Dr Paul Farmer: « Investir davantage dans la santé et investir mieux »

Publié le 2021-01-13 | Le Nouvelliste

« Quel est notre plan pour nous servir de la crise sanitaire provoquée par la pandémie du nouveau coronavirus en vue de renforcer le système sanitaire haïtien ? », telle est l’interrogation du Dr Paul Farmer, fondateur de Zanmi Lasante/ Partners in Health. Intervenant à l’émission annuelle « Rendez-vous économiques et financiers », animée par l’économiste Kesner Pharel, le professeur à l’université de Harvard souligne l’importance « d’investir davantage dans la santé et d'investir mieux ».

La pandémie du nouveau coronavirus, qui sévit dans le monde depuis plus d’un an, montre les limites de nos choix en termes de priorité. Cette crise sanitaire, selon l’économiste Kesner Pharel, provoque une crise économique et menace de provoquer une crise financière dans le monde. « Nos approches ont toujours privilégié les questions économiques pendant que des domaines prioritaires tels que la santé demeurent relégués au second plan ».

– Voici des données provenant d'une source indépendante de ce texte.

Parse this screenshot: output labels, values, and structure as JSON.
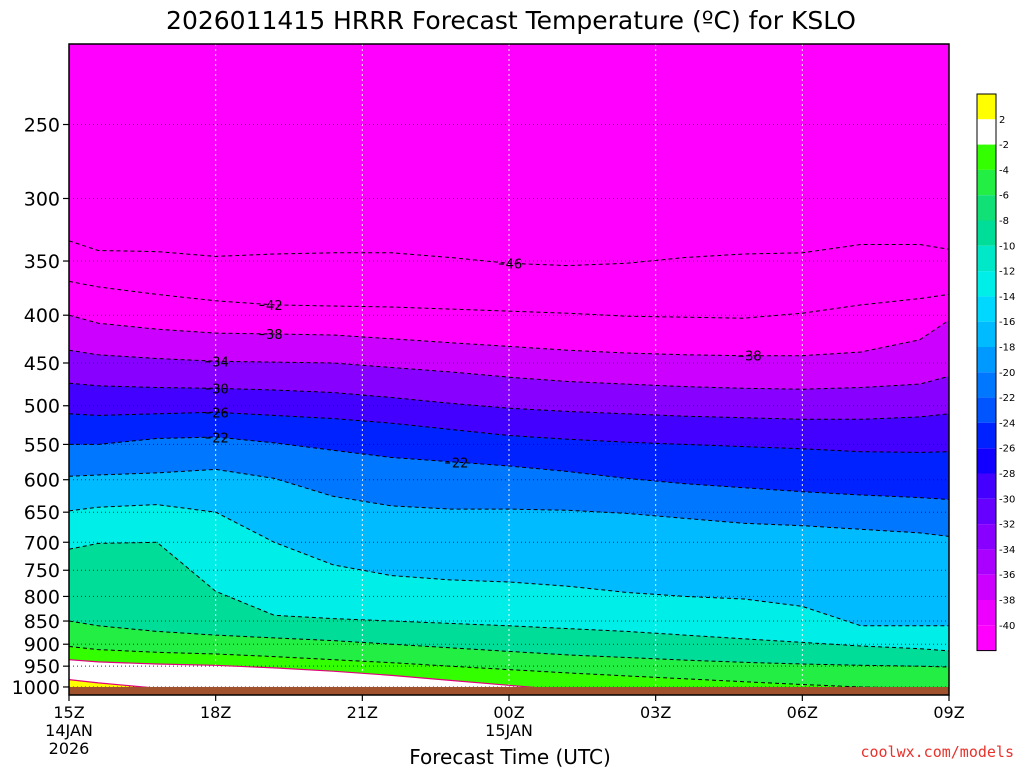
{
  "chart_data": {
    "type": "heatmap",
    "title": "2026011415 HRRR Forecast Temperature (ºC) for KSLO",
    "xlabel": "Forecast Time (UTC)",
    "ylabel": "",
    "credit": "coolwx.com/models",
    "x_ticks": [
      {
        "label": "15Z",
        "sub": [
          "14JAN",
          "2026"
        ],
        "hours": 0
      },
      {
        "label": "18Z",
        "sub": [],
        "hours": 3
      },
      {
        "label": "21Z",
        "sub": [],
        "hours": 6
      },
      {
        "label": "00Z",
        "sub": [
          "15JAN"
        ],
        "hours": 9
      },
      {
        "label": "03Z",
        "sub": [],
        "hours": 12
      },
      {
        "label": "06Z",
        "sub": [],
        "hours": 15
      },
      {
        "label": "09Z",
        "sub": [],
        "hours": 18
      }
    ],
    "xlim_hours": [
      0,
      18
    ],
    "y_axis": {
      "units": "hPa",
      "scale": "log",
      "inverted": true,
      "range": [
        1020,
        205
      ]
    },
    "y_ticks": [
      250,
      300,
      350,
      400,
      450,
      500,
      550,
      600,
      650,
      700,
      750,
      800,
      850,
      900,
      950,
      1000
    ],
    "surface_pressure_hpa": 1000,
    "grid": true,
    "colorbar": {
      "placement": "right",
      "labels": [
        "2",
        "-2",
        "-4",
        "-6",
        "-8",
        "-10",
        "-12",
        "-14",
        "-16",
        "-18",
        "-20",
        "-22",
        "-24",
        "-26",
        "-28",
        "-30",
        "-32",
        "-34",
        "-36",
        "-38",
        "-40"
      ],
      "colors": [
        "#ffff00",
        "#ffffff",
        "#33ff00",
        "#22ee44",
        "#11e077",
        "#00dd99",
        "#00e8c8",
        "#00eee8",
        "#00d8ff",
        "#00bbff",
        "#0099ff",
        "#0077ff",
        "#0055ff",
        "#0022ff",
        "#1100ff",
        "#4400ff",
        "#6600ff",
        "#8800ff",
        "#aa00ff",
        "#cc00ff",
        "#ee00ff",
        "#ff00ff"
      ]
    },
    "ground_color": "#a0522d",
    "contours": [
      {
        "temp": -46,
        "hours": [
          0,
          0.6,
          1.8,
          3,
          4.2,
          5.4,
          6.6,
          7.8,
          9,
          10.2,
          11.4,
          12.6,
          13.8,
          15,
          16.2,
          17.4,
          18
        ],
        "pressure": [
          333,
          341,
          342,
          346,
          344,
          343,
          343,
          347,
          352,
          354,
          352,
          347,
          344,
          343,
          336,
          336,
          340
        ],
        "labels": [
          {
            "hours": 9.1,
            "text": "46"
          }
        ]
      },
      {
        "temp": -42,
        "hours": [
          0,
          0.6,
          1.8,
          3,
          4.2,
          5.4,
          6.6,
          7.8,
          9,
          10.2,
          11.4,
          12.6,
          13.8,
          15,
          16.2,
          17.4,
          18
        ],
        "pressure": [
          368,
          373,
          380,
          386,
          390,
          391,
          392,
          394,
          396,
          398,
          401,
          402,
          403,
          398,
          390,
          384,
          380
        ],
        "labels": [
          {
            "hours": 4.2,
            "text": "42"
          }
        ]
      },
      {
        "temp": -38,
        "hours": [
          0,
          0.6,
          1.8,
          3,
          4.2,
          5.4,
          6.6,
          7.8,
          9,
          10.2,
          11.4,
          12.6,
          13.8,
          15,
          16.2,
          17.4,
          18
        ],
        "pressure": [
          400,
          408,
          414,
          418,
          419,
          420,
          424,
          428,
          432,
          436,
          439,
          441,
          442,
          442,
          438,
          425,
          405
        ],
        "labels": [
          {
            "hours": 4.2,
            "text": "38"
          },
          {
            "hours": 14.0,
            "text": "38"
          }
        ]
      },
      {
        "temp": -34,
        "hours": [
          0,
          0.6,
          1.8,
          3,
          4.2,
          5.4,
          6.6,
          7.8,
          9,
          10.2,
          11.4,
          12.6,
          13.8,
          15,
          16.2,
          17.4,
          18
        ],
        "pressure": [
          436,
          441,
          445,
          448,
          449,
          450,
          455,
          460,
          466,
          471,
          474,
          477,
          479,
          480,
          478,
          474,
          465
        ],
        "labels": [
          {
            "hours": 3.1,
            "text": "34"
          }
        ]
      },
      {
        "temp": -30,
        "hours": [
          0,
          0.6,
          1.8,
          3,
          4.2,
          5.4,
          6.6,
          7.8,
          9,
          10.2,
          11.4,
          12.6,
          13.8,
          15,
          16.2,
          17.4,
          18
        ],
        "pressure": [
          473,
          476,
          478,
          479,
          481,
          484,
          490,
          497,
          503,
          507,
          510,
          513,
          515,
          517,
          517,
          514,
          510
        ],
        "labels": [
          {
            "hours": 3.1,
            "text": "30"
          }
        ]
      },
      {
        "temp": -26,
        "hours": [
          0,
          0.6,
          1.8,
          3,
          4.2,
          5.4,
          6.6,
          7.8,
          9,
          10.2,
          11.4,
          12.6,
          13.8,
          15,
          16.2,
          17.4,
          18
        ],
        "pressure": [
          510,
          512,
          510,
          508,
          512,
          516,
          522,
          530,
          538,
          543,
          547,
          550,
          553,
          556,
          560,
          561,
          560
        ],
        "labels": [
          {
            "hours": 3.1,
            "text": "26"
          }
        ]
      },
      {
        "temp": -22,
        "hours": [
          0,
          0.6,
          1.8,
          3,
          4.2,
          5.4,
          6.6,
          7.8,
          9,
          10.2,
          11.4,
          12.6,
          13.8,
          15,
          16.2,
          17.4,
          18
        ],
        "pressure": [
          550,
          550,
          542,
          540,
          548,
          558,
          568,
          574,
          580,
          588,
          598,
          606,
          612,
          618,
          623,
          627,
          630
        ],
        "labels": [
          {
            "hours": 3.1,
            "text": "22"
          },
          {
            "hours": 8.0,
            "text": "22"
          }
        ]
      },
      {
        "temp": -18,
        "hours": [
          0,
          0.6,
          1.8,
          3,
          4.2,
          5.4,
          6.6,
          7.8,
          9,
          10.2,
          11.4,
          12.6,
          13.8,
          15,
          16.2,
          17.4,
          18
        ],
        "pressure": [
          595,
          593,
          590,
          585,
          598,
          625,
          640,
          645,
          645,
          647,
          652,
          660,
          668,
          672,
          678,
          684,
          690
        ],
        "labels": []
      },
      {
        "temp": -14,
        "hours": [
          0,
          0.6,
          1.8,
          3,
          4.2,
          5.4,
          6.6,
          7.8,
          9,
          10.2,
          11.4,
          12.6,
          13.8,
          15,
          16.2,
          17.4,
          18
        ],
        "pressure": [
          648,
          642,
          638,
          650,
          700,
          740,
          760,
          768,
          772,
          780,
          792,
          800,
          805,
          820,
          860,
          860,
          860
        ],
        "labels": []
      },
      {
        "temp": -10,
        "hours": [
          0,
          0.6,
          1.8,
          3,
          4.2,
          5.4,
          6.6,
          7.8,
          9,
          10.2,
          11.4,
          12.6,
          13.8,
          15,
          16.2,
          17.4,
          18
        ],
        "pressure": [
          712,
          702,
          700,
          790,
          838,
          845,
          850,
          855,
          860,
          866,
          872,
          880,
          888,
          896,
          904,
          910,
          915
        ],
        "labels": []
      },
      {
        "temp": -6,
        "hours": [
          0,
          0.6,
          1.8,
          3,
          4.2,
          5.4,
          6.6,
          7.8,
          9,
          10.2,
          11.4,
          12.6,
          13.8,
          15,
          16.2,
          17.4,
          18
        ],
        "pressure": [
          850,
          860,
          872,
          880,
          886,
          892,
          900,
          908,
          916,
          924,
          930,
          936,
          941,
          945,
          948,
          950,
          952
        ],
        "labels": []
      },
      {
        "temp": -4,
        "hours": [
          0,
          0.6,
          1.8,
          3,
          4.2,
          5.4,
          6.6,
          7.8,
          9,
          10.2,
          11.4,
          12.6,
          13.8,
          15,
          16.2,
          17.4,
          18
        ],
        "pressure": [
          905,
          912,
          918,
          922,
          928,
          935,
          942,
          950,
          958,
          966,
          973,
          980,
          987,
          994,
          1000,
          1003,
          1005
        ],
        "labels": []
      },
      {
        "temp": -2,
        "hours": [
          0,
          0.6,
          1.8,
          3,
          4.2,
          5.4,
          6.6,
          7.8,
          9,
          10.2,
          11.4,
          12.6,
          13.8,
          15,
          16.2,
          17.4,
          18
        ],
        "pressure": [
          935,
          940,
          945,
          948,
          954,
          962,
          972,
          984,
          996,
          1008,
          1012,
          1015,
          1015,
          1015,
          1015,
          1015,
          1015
        ],
        "labels": []
      },
      {
        "temp": 2,
        "hours": [
          0,
          0.6,
          1.8,
          3,
          4.2,
          5.4,
          6.6,
          7.8,
          9,
          10.2,
          11.4,
          12.6,
          13.8,
          15,
          16.2,
          17.4,
          18
        ],
        "pressure": [
          982,
          990,
          1003,
          1012,
          1015,
          1015,
          1015,
          1015,
          1015,
          1015,
          1015,
          1015,
          1015,
          1015,
          1015,
          1015,
          1015
        ],
        "labels": []
      }
    ]
  }
}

Selon le Dr Paul Farmer, la privatisation de la santé et le manque d’organisation d’un système national de santé dans plusieurs pays de l’Amérique et de la Caraïbe, notamment en Haïti, sont responsables des problèmes de santé publique que connaissent ces pays. Aux États-Unis tout comme au Brésil et au Mexique- les pays enregistrant plus de décès provoqués par la Covid-19 dans le monde -ils n’ont pas un système national de santé bien organisé et n’investissent pas dans le secteur public en santé. « L’investissement dans la santé est capital tout comme dans le capital humain », a indiqué le scientifique, qui prône un système de santé basé sur une approche globale.

D’après le médecin, cette crise sanitaire est une parfaite occasion pour repenser le système de santé, selon le Dr Paul Farmer. Haïti doit aussi emboîter le pas à d'autres pays. Sa question est fondamentale. Comment allons-nous nous servir de la pandémie du nouveau coronavirus pour renforcer le système sanitaire haïtien ? se demande-t-il » « On a besoin d’investir davantage dans la santé et d’investir mieux », a-t-il indiqué, prenant en exemple le Rwanda, pays de l’Afrique de l'Est qui, ces dernières années, progresse dans plusieurs domaines. Il a fait savoir que ce pays de l’Afrique de l’Est n’a pas la moitié des ressources d’Haïti mais fait mieux que nous. « L’État au Rwanda met trois fois plus d’argent dans la santé que l’État haïtien », a-t-il dit.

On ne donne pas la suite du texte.